After David’s death from a stroke in 1987, Albert co-directed the 1992 Emmy Award winning Abortion: Desperate Choices, with Deborah Dickson and Susan Froemke.

Over the years since David’s death, Albert worked as director, co-director and cinematographer, on a wide range of subjects, from the Getty Museum, to Gypsy music, Sports Illustrated’s annual swimsuit issue, extreme choreography, rock concerts, and artist Keith Haring. In 2001, he received the Cinematography Award at the 2012 Sundance Film Festival for his documentary LaLee’s Kin: The Legacy of Cotton, about a Mississippi Delta family’s struggle against poverty. In 2006, he released The Beales of Grey Gardens, a new perspective on the Beales utilizing unseen footage from Grey Gardens. His latest project was Hollywood Renegade, a documentary about screenwriter Budd Schulberg and his times, to be released this year.

In 2006, he founded what is now the Maysles Documentary Center in Harlem, and in July 2014, he received the National Medal of Arts from President Barack Obama.
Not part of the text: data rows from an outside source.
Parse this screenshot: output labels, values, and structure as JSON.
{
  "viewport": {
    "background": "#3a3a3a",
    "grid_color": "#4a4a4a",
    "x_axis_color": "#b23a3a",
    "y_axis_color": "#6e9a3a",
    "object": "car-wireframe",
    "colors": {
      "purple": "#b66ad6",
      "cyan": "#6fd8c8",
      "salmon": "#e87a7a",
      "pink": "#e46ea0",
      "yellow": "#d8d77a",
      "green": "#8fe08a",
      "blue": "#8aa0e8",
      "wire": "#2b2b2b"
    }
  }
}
Survivors include Gillian Walker, his wife of 39 years; two daughters, Rebekah and Sara; a son, Philip; and a stepdaughter, Auralice Graft.


8:00 p.m. GREY GARDENS (Rialto Pictures, 1976): Edith Bouvier Beale, Edith B. Beale, Jr. Documentary of a reclusive Long Island mother and daughter living in their own world at their mansion, “Grey Gardens.”
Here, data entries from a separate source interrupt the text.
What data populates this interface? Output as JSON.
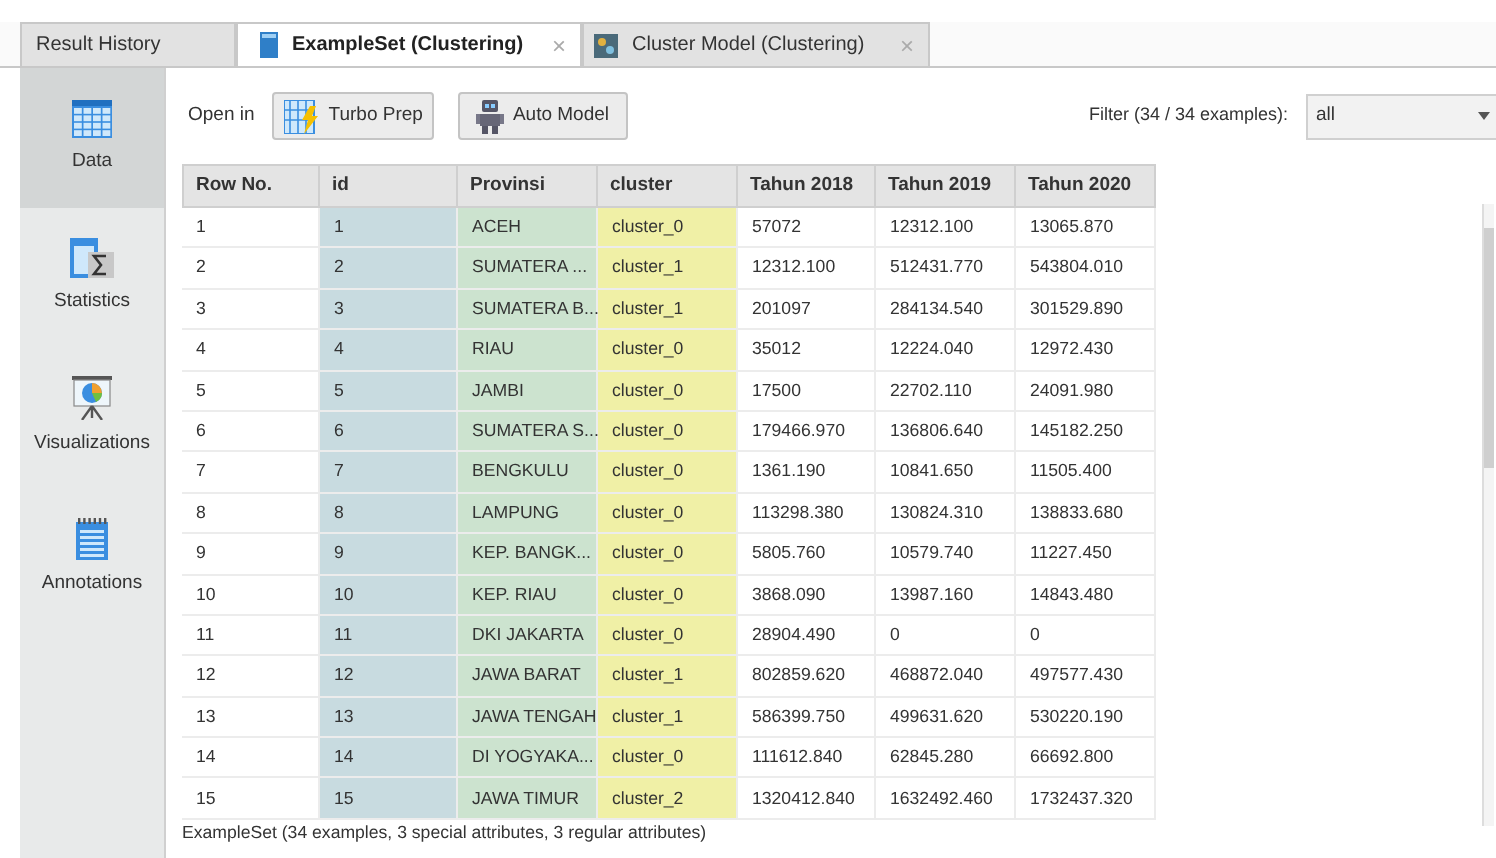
{
  "tabs": [
    {
      "label": "Result History",
      "kind": "plain",
      "selected": false
    },
    {
      "label": "ExampleSet (Clustering)",
      "kind": "table",
      "selected": true,
      "close": "×"
    },
    {
      "label": "Cluster Model (Clustering)",
      "kind": "model",
      "selected": false,
      "close": "×"
    }
  ],
  "sidebar": {
    "items": [
      {
        "label": "Data",
        "kind": "data",
        "selected": true
      },
      {
        "label": "Statistics",
        "kind": "statistics",
        "selected": false
      },
      {
        "label": "Visualizations",
        "kind": "visualizations",
        "selected": false
      },
      {
        "label": "Annotations",
        "kind": "annotations",
        "selected": false
      }
    ]
  },
  "toolbar": {
    "open_in": "Open in",
    "buttons": [
      {
        "label": "Turbo Prep",
        "kind": "turbo"
      },
      {
        "label": "Auto Model",
        "kind": "robot"
      }
    ],
    "filter_label": "Filter (34 / 34 examples):",
    "filter_value": "all"
  },
  "table": {
    "columns": [
      {
        "label": "Row No.",
        "kind": "plain"
      },
      {
        "label": "id",
        "kind": "id"
      },
      {
        "label": "Provinsi",
        "kind": "label"
      },
      {
        "label": "cluster",
        "kind": "cluster"
      },
      {
        "label": "Tahun 2018",
        "kind": "plain"
      },
      {
        "label": "Tahun 2019",
        "kind": "plain"
      },
      {
        "label": "Tahun 2020",
        "kind": "plain"
      }
    ],
    "rows": [
      [
        "1",
        "1",
        "ACEH",
        "cluster_0",
        "57072",
        "12312.100",
        "13065.870"
      ],
      [
        "2",
        "2",
        "SUMATERA ...",
        "cluster_1",
        "12312.100",
        "512431.770",
        "543804.010"
      ],
      [
        "3",
        "3",
        "SUMATERA B...",
        "cluster_1",
        "201097",
        "284134.540",
        "301529.890"
      ],
      [
        "4",
        "4",
        "RIAU",
        "cluster_0",
        "35012",
        "12224.040",
        "12972.430"
      ],
      [
        "5",
        "5",
        "JAMBI",
        "cluster_0",
        "17500",
        "22702.110",
        "24091.980"
      ],
      [
        "6",
        "6",
        "SUMATERA S...",
        "cluster_0",
        "179466.970",
        "136806.640",
        "145182.250"
      ],
      [
        "7",
        "7",
        "BENGKULU",
        "cluster_0",
        "1361.190",
        "10841.650",
        "11505.400"
      ],
      [
        "8",
        "8",
        "LAMPUNG",
        "cluster_0",
        "113298.380",
        "130824.310",
        "138833.680"
      ],
      [
        "9",
        "9",
        "KEP. BANGK...",
        "cluster_0",
        "5805.760",
        "10579.740",
        "11227.450"
      ],
      [
        "10",
        "10",
        "KEP. RIAU",
        "cluster_0",
        "3868.090",
        "13987.160",
        "14843.480"
      ],
      [
        "11",
        "11",
        "DKI JAKARTA",
        "cluster_0",
        "28904.490",
        "0",
        "0"
      ],
      [
        "12",
        "12",
        "JAWA BARAT",
        "cluster_1",
        "802859.620",
        "468872.040",
        "497577.430"
      ],
      [
        "13",
        "13",
        "JAWA TENGAH",
        "cluster_1",
        "586399.750",
        "499631.620",
        "530220.190"
      ],
      [
        "14",
        "14",
        "DI YOGYAKA...",
        "cluster_0",
        "111612.840",
        "62845.280",
        "66692.800"
      ],
      [
        "15",
        "15",
        "JAWA TIMUR",
        "cluster_2",
        "1320412.840",
        "1632492.460",
        "1732437.320"
      ]
    ]
  },
  "status_bar": "ExampleSet (34 examples, 3 special attributes, 3 regular attributes)"
}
9:48 p.m. PORTRAIT OF AN ACTOR (Calliope Films, 1971): George C. Scott, Trish Van Devere. A portrait of George C. Scott, as related on the set of his film, The Last Run.

10:00 p.m. SALESMAN (Maysles Films, 1968): Paul Brennan, Charles McDevitt. David Maysles directed this documentary about the adventures and misadventures of four door-to-door salesmen.

11:45 p.m. GIMME SHELTER (Maysles Films, 1970): The original rude boys of British rock, the Rolling Stones, tour America, culminating in a death at the Altamont Speedway Free Festival in California.

1:30 a.m. MEET MARLON BRANDO (Maysles Films, 1966): Marlon Brando, Rex Morgan. A portrait of Marlon Brando, who is in New York to promote his film Morituri, goes awry when Brando becomes more interested in an interview conducted by a former winner of the Miss USA beauty contest.